Perciò dovremo dare quanto più possibile vivibilità alla città, ma non dovremo mai mortificare lo spirito del veneziano col farlo sentire un cittadino che potrebbe vivere benissimo altrove. Di conseguenza ben vengano i cosiddetti “interventi diffusi" quali l'apertura parziale, modulabile e gestita, all'espansione di marea delle valli da pesca, il rialzamento più possibile compatibile del suolo cittadino ove consentito, spostamento modulabile e gestito del fluire nella laguna dei maggiori corsi d’acqua, il recupero ecologico degli scarichi industriali e agricoli, il modellamento e scavo dei canali in particolare dei periferici, la riduzione delle bocche di porto.

E qui, in quest’ultima misura, la più importante e utile al raggiungimento di moderare le alte maree, si scontra la necessità opposta delle attività portuali che reclamano per la loro sopravvivenza almeno lo status quo e il mio piano, proprio in questo, indica una soluzione.

Soluzione che consiste nello spostare il porto commerciale e passeggeri fuori dalla laguna, in mare aperto nel litorale prospiciente S M. del Mare / S. Pietro in Volta, Pellestrina.

Da questa località un tunnel autostradale e una metropolitana percorreranno la laguna sotto il fondo in un tracciato similmente parallelo al canale dei petroli, fino al porto di S. Leonardo, biforcandosi il solo tunnel per località Lugo a congiungersi con la statale 309 “Romea “. L’altra direzione, tunnel e metropolitana compresa, nel cuore di Marghera, attraverso Fusina e poi S. Giuliano.
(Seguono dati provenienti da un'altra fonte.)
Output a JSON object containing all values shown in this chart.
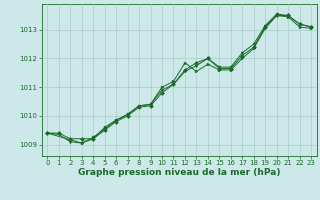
{
  "bg_color": "#cce8e8",
  "grid_color": "#aacccc",
  "line_color": "#1a6b2a",
  "marker_color": "#1a6b2a",
  "xlabel": "Graphe pression niveau de la mer (hPa)",
  "xlabel_fontsize": 6.5,
  "tick_fontsize": 5.0,
  "xlim": [
    -0.5,
    23.5
  ],
  "ylim": [
    1008.6,
    1013.9
  ],
  "yticks": [
    1009,
    1010,
    1011,
    1012,
    1013
  ],
  "xticks": [
    0,
    1,
    2,
    3,
    4,
    5,
    6,
    7,
    8,
    9,
    10,
    11,
    12,
    13,
    14,
    15,
    16,
    17,
    18,
    19,
    20,
    21,
    22,
    23
  ],
  "series1_x": [
    0,
    1,
    2,
    3,
    4,
    5,
    6,
    7,
    8,
    9,
    10,
    11,
    12,
    13,
    14,
    15,
    16,
    17,
    18,
    19,
    20,
    21,
    22,
    23
  ],
  "series1_y": [
    1009.4,
    1009.4,
    1009.2,
    1009.2,
    1009.2,
    1009.5,
    1009.8,
    1010.0,
    1010.3,
    1010.35,
    1010.8,
    1011.1,
    1011.6,
    1011.85,
    1012.0,
    1011.65,
    1011.65,
    1012.1,
    1012.4,
    1013.1,
    1013.5,
    1013.5,
    1013.2,
    1013.1
  ],
  "series2_x": [
    0,
    1,
    2,
    3,
    4,
    5,
    6,
    7,
    8,
    9,
    10,
    11,
    12,
    13,
    14,
    15,
    16,
    17,
    18,
    19,
    20,
    21,
    22,
    23
  ],
  "series2_y": [
    1009.4,
    1009.35,
    1009.1,
    1009.05,
    1009.25,
    1009.55,
    1009.85,
    1010.05,
    1010.35,
    1010.4,
    1010.9,
    1011.1,
    1011.55,
    1011.75,
    1012.0,
    1011.7,
    1011.7,
    1012.2,
    1012.5,
    1013.15,
    1013.55,
    1013.5,
    1013.2,
    1013.1
  ],
  "series3_x": [
    0,
    3,
    4,
    5,
    6,
    7,
    8,
    9,
    10,
    11,
    12,
    13,
    14,
    15,
    16,
    17,
    18,
    19,
    20,
    21,
    22,
    23
  ],
  "series3_y": [
    1009.4,
    1009.05,
    1009.2,
    1009.6,
    1009.85,
    1010.05,
    1010.35,
    1010.4,
    1011.0,
    1011.2,
    1011.85,
    1011.55,
    1011.8,
    1011.6,
    1011.6,
    1012.0,
    1012.35,
    1013.05,
    1013.5,
    1013.45,
    1013.1,
    1013.05
  ]
}
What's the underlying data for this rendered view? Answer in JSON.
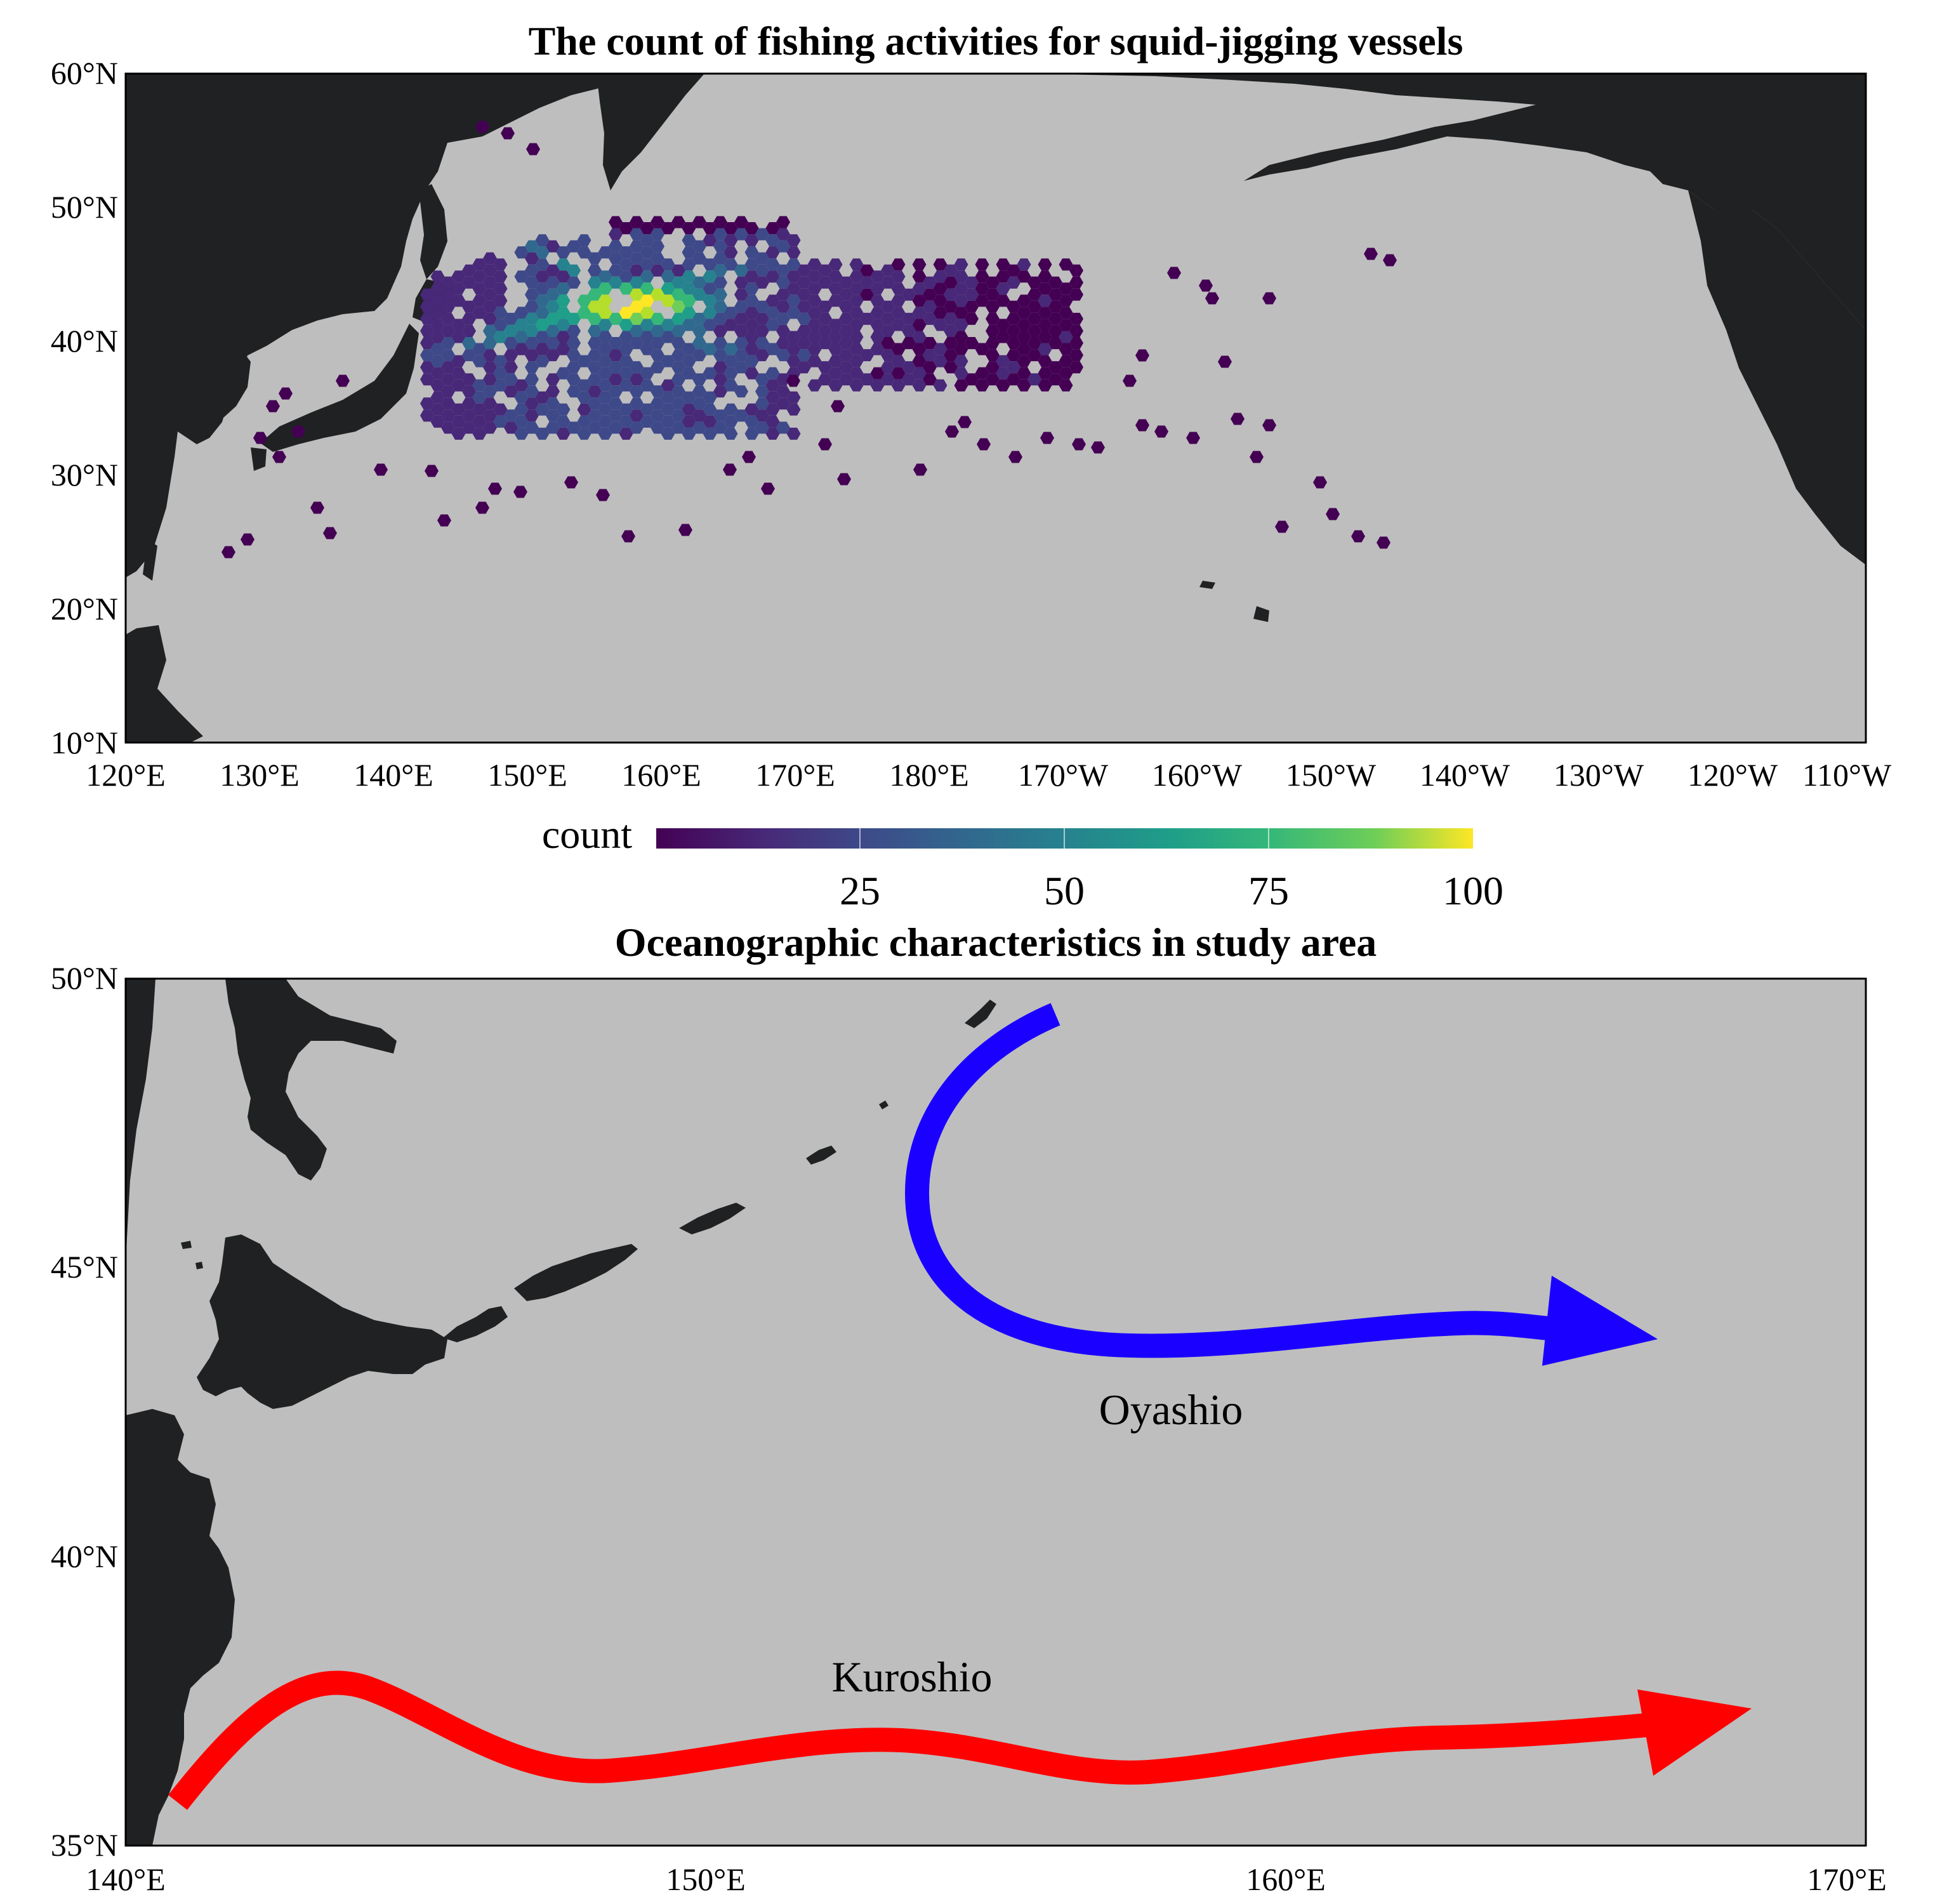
{
  "map1": {
    "title": "The count of fishing activities for squid-jigging vessels",
    "lat_ticks": [
      "60°N",
      "50°N",
      "40°N",
      "30°N",
      "20°N",
      "10°N"
    ],
    "lon_ticks": [
      "120°E",
      "130°E",
      "140°E",
      "150°E",
      "160°E",
      "170°E",
      "180°E",
      "170°W",
      "160°W",
      "150°W",
      "140°W",
      "130°W",
      "120°W",
      "110°W"
    ],
    "extent": {
      "lon_min": 120,
      "lon_max": 250,
      "lat_min": 10,
      "lat_max": 60
    },
    "colors": {
      "ocean": "#bebebe",
      "land": "#202122"
    }
  },
  "colorbar": {
    "label": "count",
    "ticks": [
      "25",
      "50",
      "75",
      "100"
    ],
    "range": [
      0,
      100
    ],
    "colormap": "viridis"
  },
  "map2": {
    "title": "Oceanographic characteristics in study area",
    "lat_ticks": [
      "50°N",
      "45°N",
      "40°N",
      "35°N"
    ],
    "lon_ticks": [
      "140°E",
      "150°E",
      "160°E",
      "170°E"
    ],
    "extent": {
      "lon_min": 140,
      "lon_max": 170,
      "lat_min": 35,
      "lat_max": 50
    },
    "currents": [
      {
        "name": "Oyashio",
        "color": "#1a00ff"
      },
      {
        "name": "Kuroshio",
        "color": "#ff0000"
      }
    ]
  }
}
Da queste due località, già proposte ad essere i terminal per eccellenza alternativi a P.le Roma, unica ed intasata porta stradale di accesso alla città, la metropolitana si diramerà con collegamenti per Venezia a Marittima/Zattere e Fondamenta Nuove/Arsenale. La metropolitana raggiungerebbe poi l’aeroporto Marco Polo, mentre il tunnel continuerebbe andando a collegarsi con la statale 14 “Triestina”.

Sono evidenti i benefici che si otterrebbero nella movimentazione di flussi sempre maggiori di passeggeri che verrebbero tolti all’attuale congestionata area stradale di superficie.

Un oleodotto (soluzione già da tempo invocata) provvederà all’inoltro dei prodotti petroliferi dal nuovo porto a mare alla terraferma.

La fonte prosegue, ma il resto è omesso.